Menurut Sugiono, konflik di Timur Tengah memberikan dampak langsung terhadap negara-negara di Asia Tenggara, terutama pada sektor ekonomi, pangan, dan energi.
"Intinya adalah pertama, respon bersama ASEAN dalam menyikapi situasi yang terjadi di Timur Tengah yang semua merasakan memberikan efek langsung terhadap kehidupan negara-negara di kawasan, khususnya di sektor-sektor ekonomi terlebih lagi di ketersediaan pangan dan energi.
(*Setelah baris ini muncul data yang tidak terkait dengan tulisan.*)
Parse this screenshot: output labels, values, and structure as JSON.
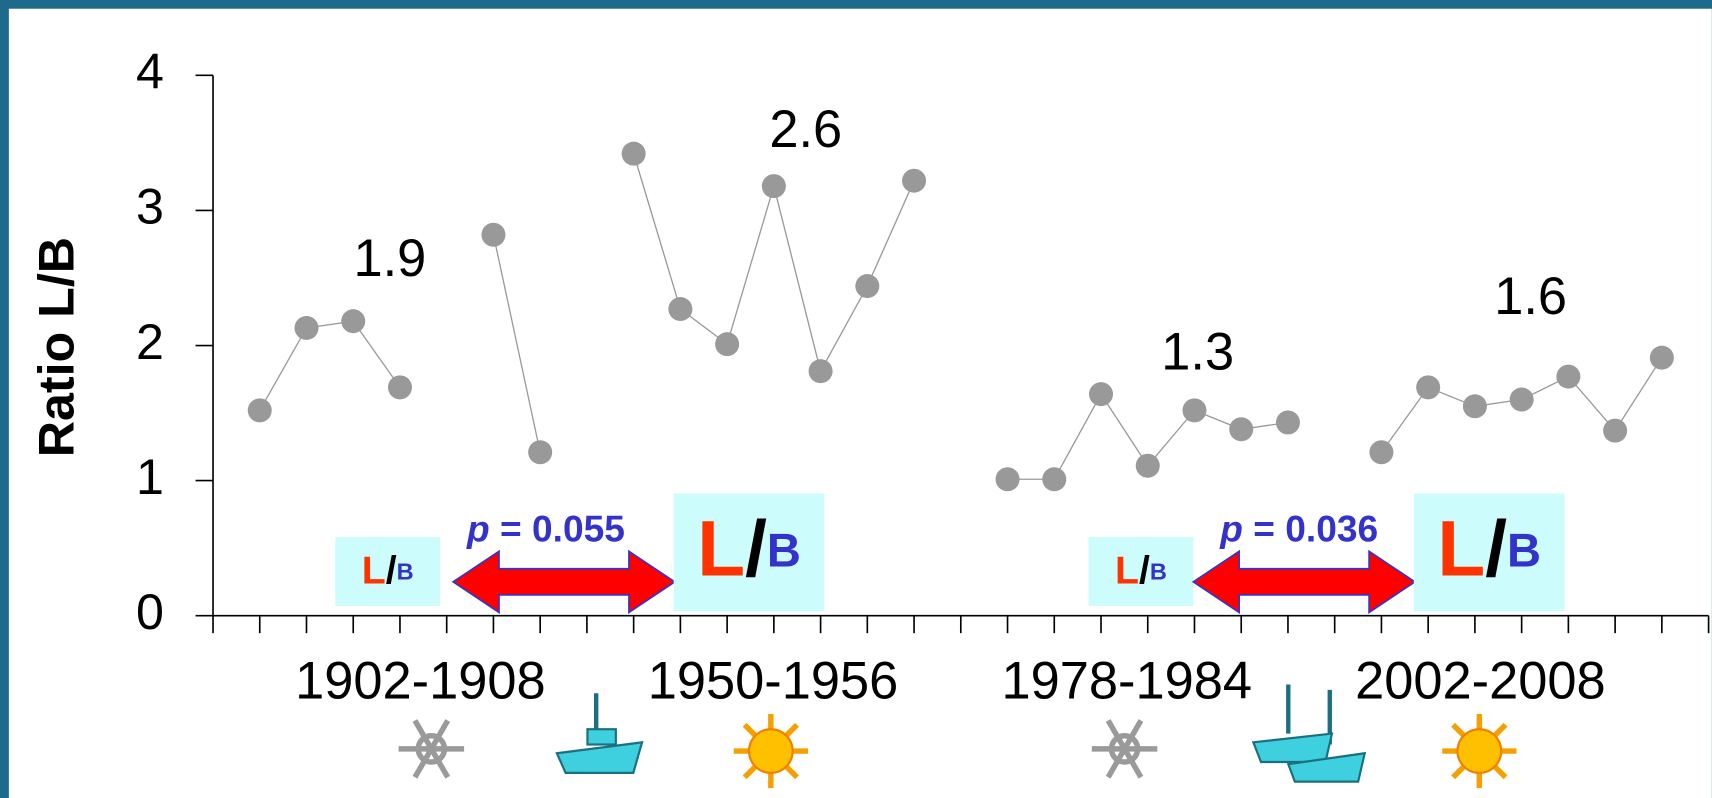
{
  "chart_data": {
    "type": "line",
    "y_label": "Ratio L/B",
    "categories": [
      null,
      null,
      null,
      null,
      null,
      null,
      null,
      null,
      null,
      null,
      null,
      null,
      null,
      null,
      null,
      null,
      null,
      null,
      null,
      null,
      null,
      null,
      null,
      null,
      null,
      null,
      null,
      null,
      null,
      null,
      null,
      null,
      null
    ],
    "series": [
      {
        "name": null,
        "color": "#999999",
        "values": [
          null,
          1.52,
          2.13,
          2.18,
          1.69,
          null,
          2.82,
          1.21,
          null,
          3.42,
          2.27,
          2.01,
          3.18,
          1.81,
          2.44,
          3.22,
          null,
          1.01,
          1.01,
          1.64,
          1.11,
          1.52,
          1.38,
          1.43,
          null,
          1.21,
          1.69,
          1.55,
          1.6,
          1.77,
          1.37,
          1.91,
          null
        ]
      }
    ],
    "ylim": [
      0,
      4
    ],
    "yticks": [
      0,
      1,
      2,
      3,
      4
    ],
    "period_labels": [
      "1902-1908",
      "1950-1956",
      "1978-1984",
      "2002-2008"
    ],
    "group_means": [
      "1.9",
      "2.6",
      "1.3",
      "1.6"
    ],
    "ratio_box": {
      "l": "L",
      "slash": "/",
      "b": "B"
    },
    "comparisons": [
      {
        "symbol": "p",
        "text": "= 0.055"
      },
      {
        "symbol": "p",
        "text": "= 0.036"
      }
    ]
  }
}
Hal inilah yang diadres pada pertemuan kemarin," kata Sugiono kepada awak media, Sabtu, 9 Mei 2026.
Sugiono menambahkan, dalam pertemuan tersebut muncul kesadaran bersama di antara negara-negara ASEAN mengenai pentingnya membangun kawasan yang tangguh atau resilient, khususnya dalam bidang energi dan pangan. Ia menyebut penguatan ketahanan energi dan pangan sejalan dengan program prioritas pemerintahan Presiden RI Prabowo Subianto.
"Dan saya kira ini juga sesuatu yang sudah menjadi sejak awal program dari pemerintahan yang dipimpin oleh Presiden Prabowo di mana ketahanan energi dan ketahanan pangan merupakan hal yang paling mendasar yang harus dipenuhi oleh sebuah negara, yang harus dipenuhi oleh negara kita," ungkapnya.
"Oleh karena itu beliau meluncurkan berbagai program pemerintah sehingga syukur alhamdulillah kita sudah suasembada beras dan program-program akselerasi kita ke energi alternatif itu harus dipercepat. Karena kita sadari bersama sesuatu ataupun perang yang terjadi di sebuah kawasan yang jauh dari kita dengan cepat akan langsung berimbas kepada perikehidupan masyarakat di kawasan kita dan inilah yang dirasakan oleh seluruh negara-negara ASEAN," lanjutnya.
Dalam pertemuan tersebut, ASEAN juga menghasilkan sejumlah kesepakatan strategis sebagai tindak lanjut penguatan ketahanan kawasan, di antaranya ASEAN Petroleum Security Agreement serta ASEAN Plus Three Emergency Rice Reserve (APTERR).
"Ada beberapa deliverable terkait dengan hal itu diantaranya ASEAN Petroleum Security Agreement yang disepakati kemudian juga APTERR (ASEAN Plus Three Emergency Rice Reserve) yang kemudian menjadi deliverable dari pertemuan-pertemuan ini," pungkasnya.